Die fünf Vampire sahen einander an. Dann entschied Falk: »Wir probieren es. Alles ist besser als Blutdurst, und du hast dir so viel Mühe gegeben.«

»Das hab ich allerdings«, nickte Bock, auch wenn er etwas enttäuscht wirkte, und griff nach einer Schöpfkelle. »Sollte euch wirklich schlecht werden … unter dem Tisch ist ein Eimer.«

Das kurze Gelächter lockerte die unangenehme Situation etwas auf.

»Stellen wir uns einfach vor, es wäre Diät«, sagte Falk.

»Das ist es auch«, belehrte ihn Lasterbalk.

»Na gut, dann sagen wir, es ist ein Energy-Drink. Oder Sportlernahrung. Genau, so ein Protein-Shake für die Muskeln, wie Alea manchmal trinkt.«

»Macht’s nicht appetitlicher«, meinte Sugar Ray und blickte stirnrunzelnd in seinen Becher.

»Ach, seid doch nicht alle so verwöhnt!

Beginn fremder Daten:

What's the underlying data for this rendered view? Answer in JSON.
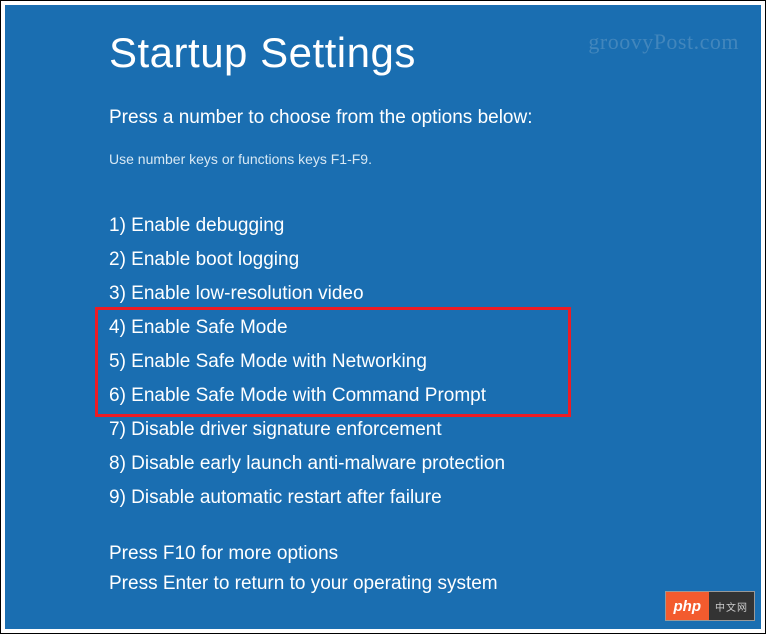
{
  "title": "Startup Settings",
  "subtitle": "Press a number to choose from the options below:",
  "hint": "Use number keys or functions keys F1-F9.",
  "options": [
    "1) Enable debugging",
    "2) Enable boot logging",
    "3) Enable low-resolution video",
    "4) Enable Safe Mode",
    "5) Enable Safe Mode with Networking",
    "6) Enable Safe Mode with Command Prompt",
    "7) Disable driver signature enforcement",
    "8) Disable early launch anti-malware protection",
    "9) Disable automatic restart after failure"
  ],
  "footer": {
    "line1": "Press F10 for more options",
    "line2": "Press Enter to return to your operating system"
  },
  "watermark_top": "groovyPost.com",
  "watermark_bottom": {
    "left": "php",
    "right": "中文网"
  }
}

Harte Zeiten verlangen harte Maßnahmen. Und nur die Harten kommen in den Garten, und so. Augen zu und durch!«

Während Bock mit gekreuzten Armen abwartend an der Wand lehnte, stießen die Fünf an und tranken tapfer. Es war allerdings abzusehen, dass sie dabei nicht weit kamen. Schon nach dem ersten Schluck setzten alle den Becher wieder ab und senkten den Blick. Eine Zeitlang schien keiner von ihnen die rechten Worte zu finden. Dann sagte Falk leise: »Nee.«

»Ich hab’s befürchtet«, seufzte Bock.

»Entschuldige, aber das geht einfach nicht. Das schmeckt, als hätte da jemand reingeww– … ihr wisst schon.«

Simon nickte. »Stimmt leider.«

Sugar Ray und Lasterbalk bekundeten nur nickend ihre Zustimmung, und Asp enthielt sich eines Kommentars, sah aber auch nicht glücklich aus.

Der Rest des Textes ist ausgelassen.